Will ‘upfront information’ go from buzzword to conventional practice in the year ahead?
Of the many industry buzzwords, I suspect “upfront information” was up there as one of the most widely used in 2021. Whether a proptech announcing an innovation, or a comment piece stating that upfront information is a way of addressing the unwieldy sales transaction process, this is one topic that is regularly mentioned and that always garners lots of opinions.
Now, with the new “material information rules” initially alluded to in the Levelling Up agenda followed by NTSELAT‘s part A of the details – tenure, council tax band and rate must be included on all property listings – unveiled this week, it’s clear that the government is aiming for mandatory disclosure of material information at the outset of a transaction.
What’s the problem?
A recent Landmark Estate Agency Services survey of agents suggests that 83 per cent expect more upfront due diligence and data insights to help buyers to make better informed decisions and receive fewer surprises later in the legal process. With a reported third of property sales falling through before completion in the final quarter of last year, it’s clear that such insights are necessary. This is a problem in the sales process that certainly needs to be addressed and it’s clear that all parties in a property transaction would benefit from more comprehensive upfront information.
At Sprift, we have been evolving our comprehensive source of data on UK properties for the last six years. We are constantly developing our tech to try and find solutions to improve the sharing of this information, in order to reduce all-important transaction times.

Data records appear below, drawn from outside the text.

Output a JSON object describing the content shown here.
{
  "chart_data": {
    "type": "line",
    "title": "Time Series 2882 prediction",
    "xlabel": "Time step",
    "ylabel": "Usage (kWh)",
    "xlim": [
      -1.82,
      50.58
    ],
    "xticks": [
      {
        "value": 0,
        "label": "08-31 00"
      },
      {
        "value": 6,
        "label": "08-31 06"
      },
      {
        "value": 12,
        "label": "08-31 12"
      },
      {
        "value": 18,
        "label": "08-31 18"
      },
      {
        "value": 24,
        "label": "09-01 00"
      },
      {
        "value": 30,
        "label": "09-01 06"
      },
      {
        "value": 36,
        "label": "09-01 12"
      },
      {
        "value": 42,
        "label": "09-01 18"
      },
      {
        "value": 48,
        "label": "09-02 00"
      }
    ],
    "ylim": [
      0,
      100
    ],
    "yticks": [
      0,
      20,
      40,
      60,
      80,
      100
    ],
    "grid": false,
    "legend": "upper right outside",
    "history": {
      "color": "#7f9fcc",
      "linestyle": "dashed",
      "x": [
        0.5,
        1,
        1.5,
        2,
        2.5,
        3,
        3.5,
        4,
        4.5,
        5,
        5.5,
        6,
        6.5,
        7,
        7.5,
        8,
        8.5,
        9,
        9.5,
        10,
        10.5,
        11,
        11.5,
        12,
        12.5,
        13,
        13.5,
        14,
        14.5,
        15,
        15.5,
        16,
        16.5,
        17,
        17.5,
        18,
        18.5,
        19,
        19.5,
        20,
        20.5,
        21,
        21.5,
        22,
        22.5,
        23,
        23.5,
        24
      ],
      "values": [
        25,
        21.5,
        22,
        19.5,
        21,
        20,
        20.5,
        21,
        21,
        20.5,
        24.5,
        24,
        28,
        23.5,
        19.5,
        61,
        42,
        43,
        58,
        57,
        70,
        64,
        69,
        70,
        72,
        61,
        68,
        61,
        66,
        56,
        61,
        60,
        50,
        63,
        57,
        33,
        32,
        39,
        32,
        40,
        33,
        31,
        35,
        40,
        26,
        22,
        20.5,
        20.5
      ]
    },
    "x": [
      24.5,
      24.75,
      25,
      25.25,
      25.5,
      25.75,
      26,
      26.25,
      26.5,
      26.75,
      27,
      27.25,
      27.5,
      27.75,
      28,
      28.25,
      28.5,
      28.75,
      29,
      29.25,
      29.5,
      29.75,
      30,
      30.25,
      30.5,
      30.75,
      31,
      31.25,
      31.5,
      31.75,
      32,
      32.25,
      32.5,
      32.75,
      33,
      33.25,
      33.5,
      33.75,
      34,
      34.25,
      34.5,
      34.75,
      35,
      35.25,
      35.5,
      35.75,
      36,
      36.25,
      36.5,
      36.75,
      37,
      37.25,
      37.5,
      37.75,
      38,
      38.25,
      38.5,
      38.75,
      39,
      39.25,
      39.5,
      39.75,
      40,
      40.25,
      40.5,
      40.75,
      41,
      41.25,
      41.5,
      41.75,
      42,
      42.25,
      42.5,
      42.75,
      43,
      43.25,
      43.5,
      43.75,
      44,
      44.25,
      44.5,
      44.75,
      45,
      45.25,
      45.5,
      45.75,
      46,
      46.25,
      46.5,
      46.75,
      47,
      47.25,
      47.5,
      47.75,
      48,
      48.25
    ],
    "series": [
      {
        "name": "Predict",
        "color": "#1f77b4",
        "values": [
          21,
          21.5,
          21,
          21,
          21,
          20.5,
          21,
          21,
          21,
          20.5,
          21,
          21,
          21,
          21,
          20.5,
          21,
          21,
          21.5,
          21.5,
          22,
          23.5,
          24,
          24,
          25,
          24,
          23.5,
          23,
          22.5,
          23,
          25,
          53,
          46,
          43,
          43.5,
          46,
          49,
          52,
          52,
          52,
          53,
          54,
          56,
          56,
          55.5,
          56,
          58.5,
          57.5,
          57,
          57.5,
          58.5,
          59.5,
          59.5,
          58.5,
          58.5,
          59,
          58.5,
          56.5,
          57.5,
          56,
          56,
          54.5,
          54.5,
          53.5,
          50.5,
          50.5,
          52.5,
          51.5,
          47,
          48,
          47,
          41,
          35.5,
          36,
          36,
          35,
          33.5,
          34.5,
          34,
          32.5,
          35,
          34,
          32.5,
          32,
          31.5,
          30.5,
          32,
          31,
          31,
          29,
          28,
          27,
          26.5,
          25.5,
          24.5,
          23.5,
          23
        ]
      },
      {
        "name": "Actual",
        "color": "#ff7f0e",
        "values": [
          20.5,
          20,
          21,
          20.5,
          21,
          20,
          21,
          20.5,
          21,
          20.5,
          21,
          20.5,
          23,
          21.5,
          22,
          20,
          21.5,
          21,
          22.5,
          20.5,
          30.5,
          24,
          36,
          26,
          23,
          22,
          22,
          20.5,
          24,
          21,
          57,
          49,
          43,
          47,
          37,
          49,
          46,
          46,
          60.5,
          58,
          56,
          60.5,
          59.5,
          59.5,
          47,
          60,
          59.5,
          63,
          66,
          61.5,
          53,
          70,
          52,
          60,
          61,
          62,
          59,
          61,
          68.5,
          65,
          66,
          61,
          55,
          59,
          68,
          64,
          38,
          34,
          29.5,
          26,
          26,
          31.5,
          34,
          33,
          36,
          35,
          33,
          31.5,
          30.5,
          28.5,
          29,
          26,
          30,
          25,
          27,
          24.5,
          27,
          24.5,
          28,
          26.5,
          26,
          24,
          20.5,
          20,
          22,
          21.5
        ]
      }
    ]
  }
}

Listening to agents and conveyancers has been at the cornerstone of our continual development, in order to address the need for upfront information. As such, our data can be shared instantly to all parties in a property transaction, via our online dashboard, which includes over 100 individual data points for every UK property, including title plans, planning history, EPCs, photos, floorplans, conservation areas and flood risks, as well as the necessary legal/protocol forms.
What is great to see today is that conveyancers are embracing upfront information as part of their digital transformation, in the same way their estate agent peers have over the last few years.
A single source of truth
By allowing property data to be shared with all parties right from the outset, everyone in the process can see the full set of information about a property – providing a trusted single reference of truth from official and trusted sources.
This sharing should be done at property listing stage, rather than waiting until an offer has been agreed between the buyer and seller – and this is where mandatory material information at the outset will help. Sellers should also engage a conveyancer at the time their property goes on the market, so that all the necessary documentation is in place when a sale is agreed and legally prepared. I believe this will speed up transaction times and reduce errors or misunderstandings, thus helping to prevent any issues down the line – saving time and money – and preventing transaction fall throughs.
Crucially, this will only truly be effective when the professionals in the transaction (estate agent, conveyancer and mortgage broker) and the consumer (buyer and seller) have seen and agreed what is being bought or sold at the outset.
The information is there, the challenge now is how this can be evolved and implemented so it becomes standard practice for all parties to share it from the start of the sales process. Certainly, the NTSELAT defining what the material information should be is a good place to start. Perhaps in 2022, the “upfront information” buzzword will finally become standard practice on any property sale as soon as a property hits the market.